Garotinho pede voto em aliados para não precisar “gastar dinheiro com compra” de deputados. Veja o vídeo - Fato Amazônico


Garotinho pede voto em aliados para não precisar “gastar dinheiro com compra” de deputados. Veja o vídeo

O ex-governador Anthony Garotinho (sem partido), pré-candidato ao governo do Rio de Janeiro, pediu aos eleitores que votem não apenas nele, mas também em seus aliados para evitar gastos com “compra de deputados”. “Não vote só em mim, vote no deputado que está do meu lado. Olha só: o cara vai votar em mim e vai votar num deputado estadual contrário, sabe o que vai acontecer? Depois eu vou ter que gastar dinheiro para comprar esse deputado”, disse Garotinho em declaração durante um programa de rádio de Campos dos Goytacazes, no Norte Fluminense, no domingo (28) (veja o vídeo abaixo).
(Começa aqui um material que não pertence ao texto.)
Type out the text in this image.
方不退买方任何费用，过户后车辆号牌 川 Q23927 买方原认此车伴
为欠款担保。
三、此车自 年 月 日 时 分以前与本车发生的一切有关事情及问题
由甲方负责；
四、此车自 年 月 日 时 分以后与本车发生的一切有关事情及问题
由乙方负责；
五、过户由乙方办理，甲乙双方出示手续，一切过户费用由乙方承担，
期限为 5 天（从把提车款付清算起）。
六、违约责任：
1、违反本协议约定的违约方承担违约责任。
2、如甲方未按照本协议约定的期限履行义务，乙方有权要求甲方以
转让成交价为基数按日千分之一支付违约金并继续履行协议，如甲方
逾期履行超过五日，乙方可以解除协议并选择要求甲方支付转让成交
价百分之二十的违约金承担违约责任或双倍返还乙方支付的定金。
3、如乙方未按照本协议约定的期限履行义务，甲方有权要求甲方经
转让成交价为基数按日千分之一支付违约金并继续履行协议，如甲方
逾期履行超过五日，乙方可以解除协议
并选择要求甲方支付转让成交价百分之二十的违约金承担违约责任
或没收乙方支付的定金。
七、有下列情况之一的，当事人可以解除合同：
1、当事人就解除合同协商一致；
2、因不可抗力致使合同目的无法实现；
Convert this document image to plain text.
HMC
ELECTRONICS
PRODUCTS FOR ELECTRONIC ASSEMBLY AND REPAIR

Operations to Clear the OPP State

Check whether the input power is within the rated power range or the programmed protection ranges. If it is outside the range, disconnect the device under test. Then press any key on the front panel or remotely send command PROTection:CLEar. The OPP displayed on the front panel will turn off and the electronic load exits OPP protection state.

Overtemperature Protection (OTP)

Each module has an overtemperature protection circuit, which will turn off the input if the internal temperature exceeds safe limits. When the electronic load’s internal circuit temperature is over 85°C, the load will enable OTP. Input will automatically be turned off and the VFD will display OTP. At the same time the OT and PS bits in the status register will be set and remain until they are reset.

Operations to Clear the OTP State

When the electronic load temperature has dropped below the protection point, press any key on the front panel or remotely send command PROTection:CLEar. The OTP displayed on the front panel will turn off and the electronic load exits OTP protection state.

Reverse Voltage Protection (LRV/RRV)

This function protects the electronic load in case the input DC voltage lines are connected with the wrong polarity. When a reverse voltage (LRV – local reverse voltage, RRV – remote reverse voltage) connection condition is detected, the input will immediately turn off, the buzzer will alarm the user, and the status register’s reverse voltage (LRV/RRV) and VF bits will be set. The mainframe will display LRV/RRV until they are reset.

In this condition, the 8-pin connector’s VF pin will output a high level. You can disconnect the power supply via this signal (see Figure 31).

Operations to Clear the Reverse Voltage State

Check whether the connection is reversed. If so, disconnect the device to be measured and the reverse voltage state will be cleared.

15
“Como que vai fazer? Porque eu vou mandar uma lei, o cara não é do meu partido, e ele vai dizer assim: “Ah, não, eu para votar isso aí eu quero tanto”. Porque é isso que acontece hoje no estado”, explicou o ex-governador, que ressaltou ainda que, caso seja eleito, não quer ficar “refém” da Assembleia Legislativa do Estado do Rio (Alerj). ”Prefiro até perder a eleição do que ganhar com um monte de deputado contra, para eu ficar refém. Eu não quero ficar refém. Como você vai dar voto com a mão direita e tirar com a esquerda?”, ponderou.

“Desculpa a sinceridade”

Garotinho disse ainda que não existe candidato mais preparado ao governo do Rio do que ele. “Não é o Garotinho que precisa do estado, me desculpa a sinceridade. É o estado que precisa de mim, porque não tem candidato preparado como eu.” As declarações do ex-governador foram publicadas no vídeo do programa no Facebook.

Governador do Rio entre 1998 e 2002, Garotinho esteve preso por três vezes no último ano e meio. Na última vez, ele foi solto graças a um habeas corpus concedido pelo ministro Gilmar Mendes, do Supremo Tribunal Federal (STF).

No fim do ano passado, Garotinho passou três meses preso em decorrência de investigações da Operação Lava Jato. Nas outras duas vezes a acusação era de liderar um esquema de compra de votos no município de Campos dos Goytacazes (RJ), na gestão de sua esposa, Rosinha Garotinho, que também chegou a ser presa. Ela foi solta em novembro do ano passado.

O ex-governador diz que é vítima de perseguição por ter denunciado o esquema de corrupção orquestrado pelo ex-governador Sérgio Cabral na Assembleia Legislativa do Rio (Alerj). Cabral e três membros da cúpula da Alerj – como Jorge Picciani, presidente da Assembleia – estão presos.

A última investigação que levou à prisão de Garotinho detectou e atribuiu ao ex-governador os crimes de corrupção, concussão (vantagem indevida decorrente do cargo), envolvimento em organização criminosa e fraude na declaração de contas de campanha. Segundo inquérito conduzido pela Polícia Federal, a empresa JBS (Grupo J&F) fechou contrato irregular com um grupo sediado em Macaé, município do interior do Rio, para serviços de informática.